Figure 1: (a) Existing methods overlook fine-grained scene text in videos. (b) SOTA method treats scene text as isolated instances, resulting in token imbalance issue that limits fine-grained interactions. (d) Our window-OCR captioner condenses scene text into OCR captions, achieving better performance with lower complexity (c).

Examples in the TextVR Dataset

Text Query: The gold medalist from the cycling sports branch is Jason Kenny.

Target Video

Text Query: The store TESCO express offers fresh vegetables.

Target Video

[2/9] Model Architecture

TCD Model Architecture

Figure 2: Pipeline of TCD. Window-OCR captioner condenses abundant scene text into OCR captions. Heterogeneous semantics calibrating leverages scene text present in both video and OCR captions as a self-supervised signal for temporal alignment. Context-guided temporal clue distilling assigns each modality a learnable clue token to extract clear temporal clues.

[3/9] Window-OCR Captioner 🌟🌟🌟

Figure 3: Visualization of the proposed Window-OCR Captioner. We aggregrate different kinds of scene texts appearing within a window length of ∆t into a single caption to reduce the feature length from N in previous works (e.g., StarVR) to 1.

[4/9] Visualization of Our Window-level Sampling Strategy

Figure 4: Our window-level sampling strategy samples scene text using non-overlapping sliding windows. We sample scene text with a window centered around each video frame. Here, a larger window length value corresponds to sampling more scene text.

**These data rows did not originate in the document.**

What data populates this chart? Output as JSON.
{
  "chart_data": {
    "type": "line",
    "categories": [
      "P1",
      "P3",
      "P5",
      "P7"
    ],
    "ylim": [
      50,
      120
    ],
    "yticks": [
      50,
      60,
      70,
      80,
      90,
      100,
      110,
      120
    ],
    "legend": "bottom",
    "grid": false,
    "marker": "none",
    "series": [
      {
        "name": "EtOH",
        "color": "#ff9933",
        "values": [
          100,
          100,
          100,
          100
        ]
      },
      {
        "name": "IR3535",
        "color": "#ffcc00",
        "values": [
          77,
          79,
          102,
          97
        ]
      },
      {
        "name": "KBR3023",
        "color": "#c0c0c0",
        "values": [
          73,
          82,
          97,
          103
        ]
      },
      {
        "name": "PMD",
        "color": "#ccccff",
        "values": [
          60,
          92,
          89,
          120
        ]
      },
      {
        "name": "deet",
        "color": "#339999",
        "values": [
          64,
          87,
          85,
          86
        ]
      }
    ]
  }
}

[5/9] Heterogeneous Semantics Calibrating

Figure 5: Demo of the proposed Heterogeneous Semantics Calibrating. We leverage heterogeneous scene text as the calibration signal to align sequences with different time-scales. The nearest semantic match follows the highest similarity score between the element in the first sequence and each element in the second sequence.

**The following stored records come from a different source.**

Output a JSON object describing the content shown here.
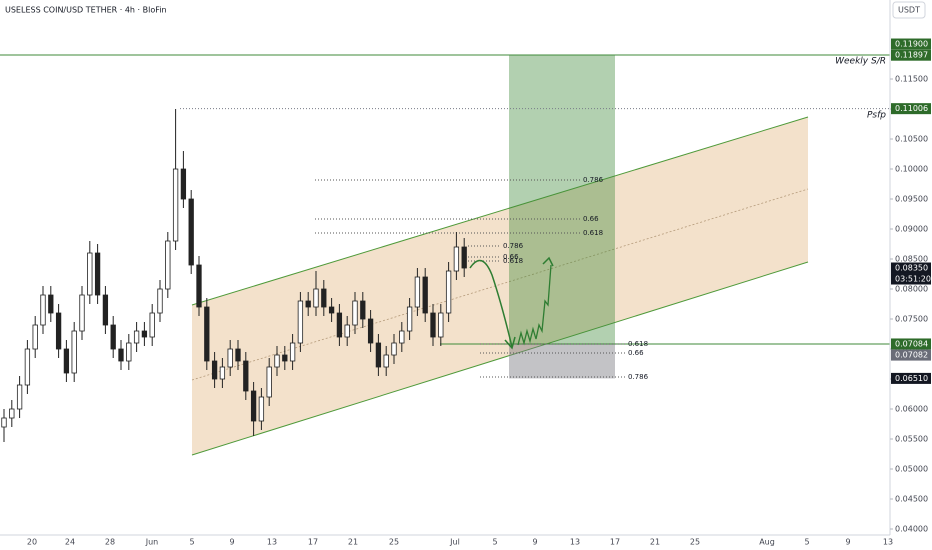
{
  "chart_data": {
    "type": "candlestick",
    "title": "USELESS COIN/USD TETHER · 4h · BloFin",
    "currency": "USDT",
    "ylim": [
      0.039,
      0.12817
    ],
    "yticks": [
      {
        "value": 0.04,
        "label": "0.04000"
      },
      {
        "value": 0.045,
        "label": "0.04500"
      },
      {
        "value": 0.05,
        "label": "0.05000"
      },
      {
        "value": 0.055,
        "label": "0.05500"
      },
      {
        "value": 0.06,
        "label": "0.06000"
      },
      {
        "value": 0.065,
        "label": "0.06500"
      },
      {
        "value": 0.07,
        "label": "0.07000"
      },
      {
        "value": 0.075,
        "label": "0.07500"
      },
      {
        "value": 0.08,
        "label": "0.08000"
      },
      {
        "value": 0.085,
        "label": "0.08500"
      },
      {
        "value": 0.09,
        "label": "0.09000"
      },
      {
        "value": 0.095,
        "label": "0.09500"
      },
      {
        "value": 0.1,
        "label": "0.10000"
      },
      {
        "value": 0.105,
        "label": "0.10500"
      },
      {
        "value": 0.11,
        "label": "0.11000"
      },
      {
        "value": 0.115,
        "label": "0.11500"
      }
    ],
    "xticks": [
      "20",
      "24",
      "28",
      "Jun",
      "5",
      "9",
      "13",
      "17",
      "21",
      "25",
      "Jul",
      "5",
      "9",
      "13",
      "17",
      "21",
      "25",
      "Aug",
      "5",
      "9",
      "13"
    ],
    "open": [
      0.057,
      0.0585,
      0.06,
      0.064,
      0.07,
      0.074,
      0.079,
      0.076,
      0.07,
      0.066,
      0.073,
      0.079,
      0.086,
      0.079,
      0.074,
      0.07,
      0.068,
      0.071,
      0.073,
      0.072,
      0.076,
      0.08,
      0.088,
      0.1,
      0.095,
      0.084,
      0.077,
      0.068,
      0.065,
      0.067,
      0.07,
      0.068,
      0.063,
      0.058,
      0.062,
      0.067,
      0.069,
      0.068,
      0.071,
      0.078,
      0.077,
      0.08,
      0.077,
      0.076,
      0.072,
      0.074,
      0.078,
      0.075,
      0.071,
      0.067,
      0.069,
      0.071,
      0.073,
      0.077,
      0.082,
      0.076,
      0.072,
      0.076,
      0.083,
      0.087
    ],
    "high": [
      0.06,
      0.0615,
      0.0655,
      0.0715,
      0.0755,
      0.0805,
      0.0805,
      0.0775,
      0.0715,
      0.0745,
      0.0805,
      0.088,
      0.0875,
      0.0805,
      0.0755,
      0.0715,
      0.0725,
      0.0745,
      0.0745,
      0.0775,
      0.0815,
      0.0895,
      0.11,
      0.103,
      0.0965,
      0.0855,
      0.0785,
      0.0695,
      0.0685,
      0.0715,
      0.0715,
      0.0695,
      0.0645,
      0.0635,
      0.0685,
      0.0705,
      0.0705,
      0.0725,
      0.0795,
      0.0795,
      0.083,
      0.0815,
      0.0785,
      0.0775,
      0.0755,
      0.0795,
      0.0795,
      0.0765,
      0.0725,
      0.0705,
      0.0725,
      0.0745,
      0.0785,
      0.0835,
      0.0835,
      0.0775,
      0.0775,
      0.0845,
      0.0895,
      0.0885
    ],
    "low": [
      0.0545,
      0.057,
      0.0585,
      0.0625,
      0.0685,
      0.0725,
      0.0745,
      0.0685,
      0.0645,
      0.0645,
      0.0715,
      0.0775,
      0.0775,
      0.0725,
      0.0685,
      0.0665,
      0.0665,
      0.0695,
      0.0705,
      0.0705,
      0.0745,
      0.0785,
      0.0865,
      0.0935,
      0.0825,
      0.0755,
      0.0665,
      0.0635,
      0.0635,
      0.0655,
      0.0665,
      0.0615,
      0.0555,
      0.0565,
      0.0605,
      0.0655,
      0.0665,
      0.0665,
      0.0695,
      0.0755,
      0.0755,
      0.0755,
      0.0745,
      0.0705,
      0.0705,
      0.0725,
      0.0735,
      0.0695,
      0.0655,
      0.0655,
      0.0675,
      0.0695,
      0.0715,
      0.0755,
      0.0745,
      0.0705,
      0.0705,
      0.0745,
      0.0815,
      0.082
    ],
    "close": [
      0.0585,
      0.06,
      0.064,
      0.07,
      0.074,
      0.079,
      0.076,
      0.07,
      0.066,
      0.073,
      0.079,
      0.086,
      0.079,
      0.074,
      0.07,
      0.068,
      0.071,
      0.073,
      0.072,
      0.076,
      0.08,
      0.088,
      0.1,
      0.095,
      0.084,
      0.077,
      0.068,
      0.065,
      0.067,
      0.07,
      0.068,
      0.063,
      0.058,
      0.062,
      0.067,
      0.069,
      0.068,
      0.071,
      0.078,
      0.077,
      0.08,
      0.077,
      0.076,
      0.072,
      0.074,
      0.078,
      0.075,
      0.071,
      0.067,
      0.069,
      0.071,
      0.073,
      0.077,
      0.082,
      0.076,
      0.072,
      0.076,
      0.083,
      0.087,
      0.0835
    ],
    "price_labels": [
      {
        "value": 0.119,
        "label": "0.11900"
      },
      {
        "value": 0.11897,
        "label": "0.11897"
      },
      {
        "value": 0.11006,
        "label": "0.11006"
      },
      {
        "value": 0.0835,
        "label": "0.08350"
      },
      {
        "value": 0.07084,
        "label": "0.07084"
      },
      {
        "value": 0.07082,
        "label": "0.07082"
      },
      {
        "value": 0.0651,
        "label": "0.06510"
      }
    ],
    "countdown": "03:51:20",
    "annotations": {
      "weekly": "Weekly S/R",
      "psfp": "Psfp"
    },
    "fib_upper": [
      "0.786",
      "0.66",
      "0.618"
    ],
    "fib_mid": [
      "0.786",
      "0.66",
      "0.618"
    ],
    "fib_lower": [
      "0.618",
      "0.66",
      "0.786"
    ]
  }
}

[6/9] Text→Video Retrieval Results (1/2)

Text→Video Retrieval (1/2)

Figure 6: Visualization of retrieval results comparing our method (left) with the model without OCR information (right). Sim indicates the overall similarity score, calculated as the average of text-OCR, text-video, and text-hybrid matching scores, denoted as OCR, Video, and Hybrid, respectively. Our TCD captures fine-grained scene text, such as "GRILL" and "Thank you" with high similarity and hybrid scores. Please zoom in for a better view of the details.

[7/9] Text→Video Retrieval Results (2/2)

Text→Video Retrieval (2/2)

Figure 7: Visualization of retrieval results comparing our method (left) with the model without OCR information (right). Sim represents the overall similarity score, calculated as the average of text-OCR, text-video, and text-hybrid matching scores, denoted as OCR, Video, and Hybrid, respectively. Our TCD captures fine-grained scene text, such as "SAC MIA", "School", and "SDY 288H" with high similarity and hybrid scores. Please zoom in for a better view of the details.

[8/9] Appendix

[9/9] Abstract

Existing text-video retrieval methods mainly focus on single-modal video content (i.e., visual entities), often overlooking heterogeneous scene text that is ubiquitous in human environments. Although scene text in videos provides fine-grained semantics for cross-modal retrieval, effectively utilizing it presents two key challenges: (1) Temporally dense scene text disrupts sync with sparse video frames, obstructing video understanding; (2) Redundant scene text and irrelevant video frames hinder the learning of discriminative temporal clues for retrieval. To address them, we propose a temporal scene-text calibrating and distilling (TCD) network for text-video retrieval. Specifically, we first design a window-OCR captioner that aggregates dense scene text into OCR captions to facilitate feature interaction. Next, we devise a heterogeneous semantics calibration module that leverages scene text as a self-supervised signal to temporally align window-level OCR captions and frame-level video features. Further, we introduce a context-guided temporal clue distillation module to learn the complementary and relevant details between scene text and video modalities, thereby obtaining discriminative temporal clues for retrieval. Extensive experiments show that our TCD achieves state-of-the-art performance on three scene-text related benchmarks.

The source code and trained models will be released soon.